The American Taxpayer--Who Needs Faster Broadband?

How fast is “faster” broadband and who wants it at any speed? The FCC has proposed spending tens of billions of dollars on broadening the high-speed internet infrastructure in the US. Even the agency does not have a final number. It will depend on how many people the project will reach and how fast their broadband connections will be.

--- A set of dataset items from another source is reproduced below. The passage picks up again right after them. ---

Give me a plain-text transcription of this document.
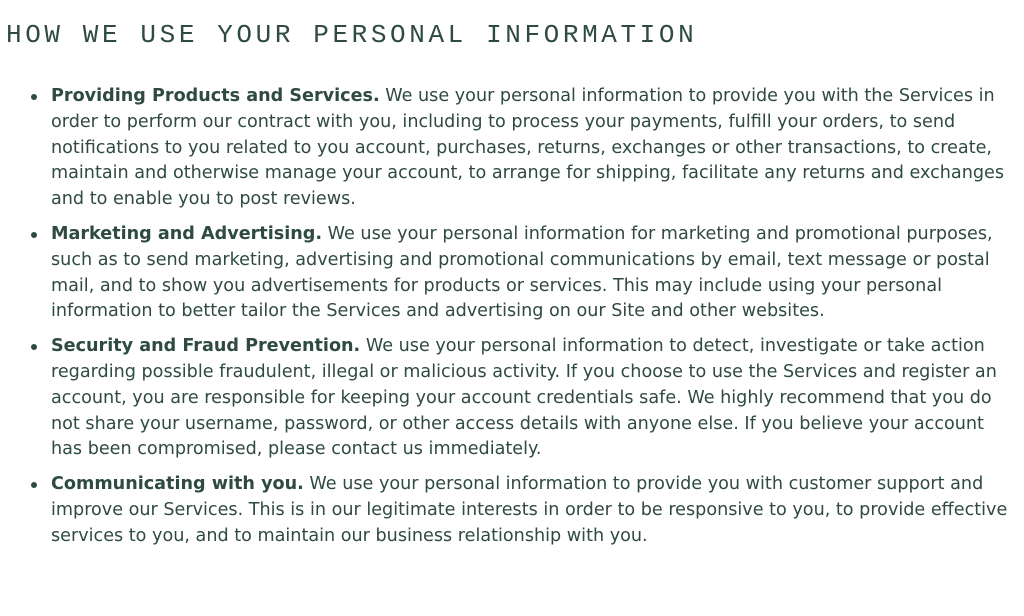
HOW WE USE YOUR PERSONAL INFORMATION
Providing Products and Services. We use your personal information to provide you with the Services in order to perform our contract with you, including to process your payments, fulfill your orders, to send notifications to you related to you account, purchases, returns, exchanges or other transactions, to create, maintain and otherwise manage your account, to arrange for shipping, facilitate any returns and exchanges and to enable you to post reviews.
Marketing and Advertising. We use your personal information for marketing and promotional purposes, such as to send marketing, advertising and promotional communications by email, text message or postal mail, and to show you advertisements for products or services. This may include using your personal information to better tailor the Services and advertising on our Site and other websites.
Security and Fraud Prevention. We use your personal information to detect, investigate or take action regarding possible fraudulent, illegal or malicious activity. If you choose to use the Services and register an account, you are responsible for keeping your account credentials safe. We highly recommend that you do not share your username, password, or other access details with anyone else. If you believe your account has been compromised, please contact us immediately.
Communicating with you. We use your personal information to provide you with customer support and improve our Services. This is in our legitimate interests in order to be responsive to you, to provide effective services to you, and to maintain our business relationship with you.
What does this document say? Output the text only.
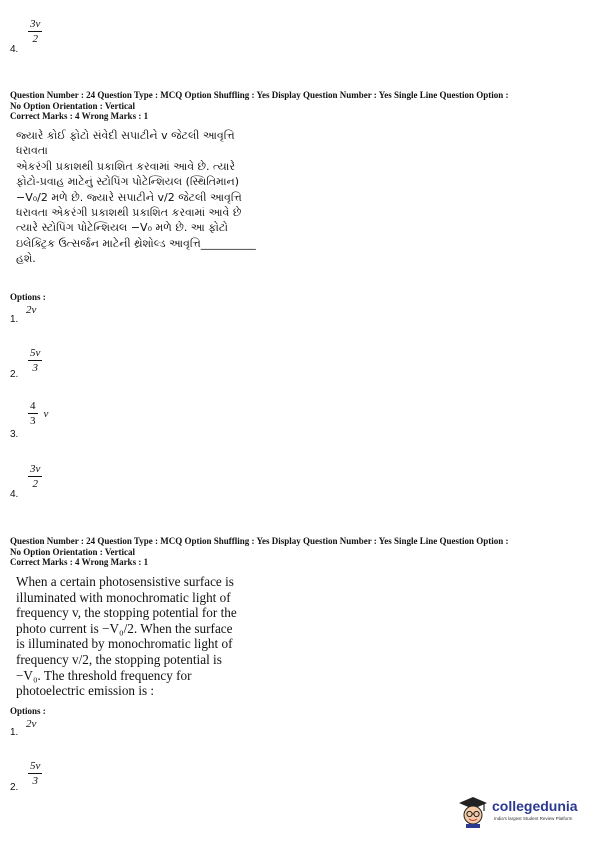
$\frac{3v}{2}$
4.
Question Number : 24 Question Type : MCQ Option Shuffling : Yes Display Question Number : Yes Single Line Question Option :
No Option Orientation : Vertical
Correct Marks : 4 Wrong Marks : 1
જ્યારે કોઈ ફોટો સંવેદી સપાટીને v જેટલી આવૃત્તિ ધરાવતા
એકરંગી પ્રકાશથી પ્રકાશિત કરવામાં આવે છે. ત્યારે
ફોટો-પ્રવાહ માટેનું સ્ટોપિંગ પોટેન્શિયલ (સ્થિતિમાન)
−V₀/2 મળે છે. જ્યારે સપાટીને v/2 જેટલી આવૃત્તિ
ધરાવતા એકરંગી પ્રકાશથી પ્રકાશિત કરવામાં આવે છે
ત્યારે સ્ટોપિંગ પોટેન્શિયલ −V₀ મળે છે. આ ફોટો
ઇલેક્ટ્રિક ઉત્સર્જન માટેની થ્રેશોલ્ડ આવૃત્તિ__________
હશે.
Options :
2v
1.
$\frac{5v}{3}$
2.
$\frac{4}{3}$ v
3.
$\frac{3v}{2}$
4.
Question Number : 24 Question Type : MCQ Option Shuffling : Yes Display Question Number : Yes Single Line Question Option :
No Option Orientation : Vertical
Correct Marks : 4 Wrong Marks : 1
When a certain photosensistive surface is
illuminated with monochromatic light of
frequency v, the stopping potential for the
photo current is −V₀/2. When the surface
is illuminated by monochromatic light of
frequency v/2, the stopping potential is
−V₀. The threshold frequency for
photoelectric emission is :
Options :
2v
1.
$\frac{5v}{3}$
2.
collegedunia
India's largest Student Review Platform
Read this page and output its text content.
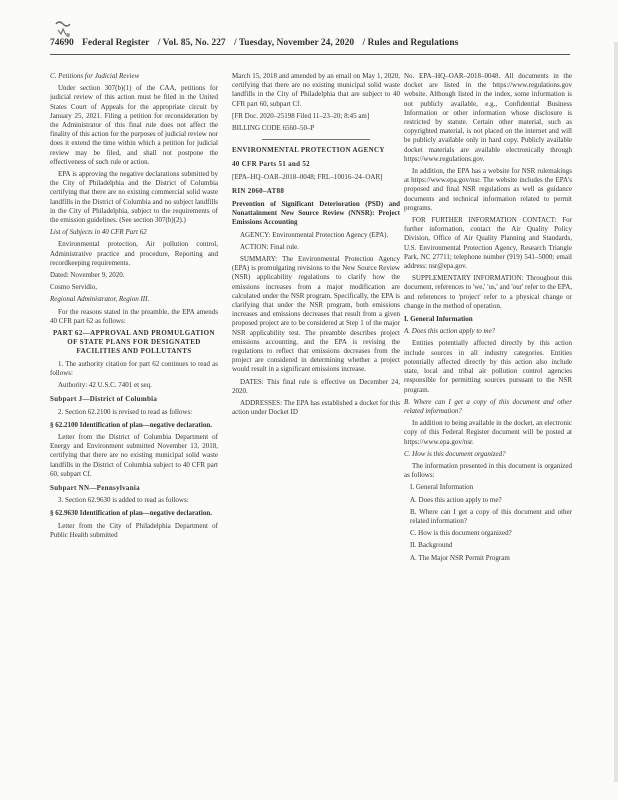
74690 Federal Register / Vol. 85, No. 227 / Tuesday, November 24, 2020 / Rules and Regulations

C. Petitions for Judicial Review

Under section 307(b)(1) of the CAA, petitions for judicial review of this action must be filed in the United States Court of Appeals for the appropriate circuit by January 25, 2021. Filing a petition for reconsideration by the Administrator of this final rule does not affect the finality of this action for the purposes of judicial review nor does it extend the time within which a petition for judicial review may be filed, and shall not postpone the effectiveness of such rule or action.

EPA is approving the negative declarations submitted by the City of Philadelphia and the District of Columbia certifying that there are no existing commercial solid waste landfills in the District of Columbia and no subject landfills in the City of Philadelphia, subject to the requirements of the emission guidelines. (See section 307(b)(2).)

List of Subjects in 40 CFR Part 62

Environmental protection, Air pollution control, Administrative practice and procedure, Reporting and recordkeeping requirements.

Dated: November 9, 2020.

Cosmo Servidio,

Regional Administrator, Region III.

For the reasons stated in the preamble, the EPA amends 40 CFR part 62 as follows:

PART 62—APPROVAL AND PROMULGATION OF STATE PLANS FOR DESIGNATED FACILITIES AND POLLUTANTS

1. The authority citation for part 62 continues to read as follows:

Authority: 42 U.S.C. 7401 et seq.

Subpart J—District of Columbia

2. Section 62.2100 is revised to read as follows:

§ 62.2100 Identification of plan—negative declaration.

Letter from the District of Columbia Department of Energy and Environment submitted November 13, 2018, certifying that there are no existing municipal solid waste landfills in the District of Columbia subject to 40 CFR part 60, subpart Cf.

Subpart NN—Pennsylvania

3. Section 62.9630 is added to read as follows:

§ 62.9630 Identification of plan—negative declaration.

Letter from the City of Philadelphia Department of Public Health submitted

March 15, 2018 and amended by an email on May 1, 2020, certifying that there are no existing municipal solid waste landfills in the City of Philadelphia that are subject to 40 CFR part 60, subpart Cf.

[FR Doc. 2020–25198 Filed 11–23–20; 8:45 am]

BILLING CODE 6560–50–P

ENVIRONMENTAL PROTECTION AGENCY

40 CFR Parts 51 and 52

[EPA–HQ–OAR–2018–0048; FRL–10016–24–OAR]

RIN 2060–AT88

Prevention of Significant Deterioration (PSD) and Nonattainment New Source Review (NNSR): Project Emissions Accounting

AGENCY: Environmental Protection Agency (EPA).

ACTION: Final rule.

SUMMARY: The Environmental Protection Agency (EPA) is promulgating revisions to the New Source Review (NSR) applicability regulations to clarify how the emissions increases from a major modification are calculated under the NSR program. Specifically, the EPA is clarifying that under the NSR program, both emissions increases and emissions decreases that result from a given proposed project are to be considered at Step 1 of the major NSR applicability test. The preamble describes project emissions accounting, and the EPA is revising the regulations to reflect that emissions decreases from the project are considered in determining whether a project would result in a significant emissions increase.

DATES: This final rule is effective on December 24, 2020.

ADDRESSES: The EPA has established a docket for this action under Docket ID

No. EPA–HQ–OAR–2018–0048. All documents in the docket are listed in the https://www.regulations.gov website. Although listed in the index, some information is not publicly available, e.g., Confidential Business Information or other information whose disclosure is restricted by statute. Certain other material, such as copyrighted material, is not placed on the internet and will be publicly available only in hard copy. Publicly available docket materials are available electronically through https://www.regulations.gov.

In addition, the EPA has a website for NSR rulemakings at https://www.epa.gov/nsr. The website includes the EPA's proposed and final NSR regulations as well as guidance documents and technical information related to permit programs.

FOR FURTHER INFORMATION CONTACT: For further information, contact the Air Quality Policy Division, Office of Air Quality Planning and Standards, U.S. Environmental Protection Agency, Research Triangle Park, NC 27711; telephone number (919) 541–5000; email address: nsr@epa.gov.

SUPPLEMENTARY INFORMATION: Throughout this document, references to 'we,' 'us,' and 'our' refer to the EPA, and references to 'project' refer to a physical change or change in the method of operation.

I. General Information

A. Does this action apply to me?

Entities potentially affected directly by this action include sources in all industry categories. Entities potentially affected directly by this action also include state, local and tribal air pollution control agencies responsible for permitting sources pursuant to the NSR program.

B. Where can I get a copy of this document and other related information?

In addition to being available in the docket, an electronic copy of this Federal Register document will be posted at https://www.epa.gov/nsr.

C. How is this document organized?

The information presented in this document is organized as follows:

I. General Information

A. Does this action apply to me?

B. Where can I get a copy of this document and other related information?

C. How is this document organized?

II. Background

A. The Major NSR Permit Program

A new study from The Pew Internet and American Family Life Project shows that high-speed broadband is not important to most citizens at all–particularly if they have to pay for it with higher taxes of an expanded deficit. “By a 53%-41% margin, Americans say they do not believe that the spread of affordable broadband should be a major government priority,” the study says. It is counter-intuitive, but “non-internet users are less likely than current users to say the government should place a high priority on the spread of high-speed connections.”Sixty-five percent of Americans have broadband access now compared to 63% a year ago. That is not much of an increase if people are hungry for better service. African American adoption rose much more quickly over the same period–22%.

The mystery about the lack of desire for faster connection speeds may not be a mystery at all. The FCC and other broadband-for-all advocates assume that ever American wants or needs a better connection or any connection at all. Some US citizens view the internet as an intrusion into their privacy–a place rife with fraud and people who want to steal their credit or identities. This concern is not unwarranted.

Another reason that some people do not want broadband is that dial-up serves their needs. There are still ISPs including AOL (NYSE: AOL) and United Online (NASDAQ: UNTD) that provide dial-up services to hundreds of thousands of people. Some of these people are infrequent users of the internet. Others only access sites that world fine on 56k connections.

The last and perhaps most important reason the many people do not care about fast home internet connections is that their primary access to the worldwide web is through 3G handheld devices like smartphones, tablets, and light laptops. There online connection speeds are fast and with the advent of 4G, they will become faster. People who use these devices already have what they need It is just not brought to the home by a wire.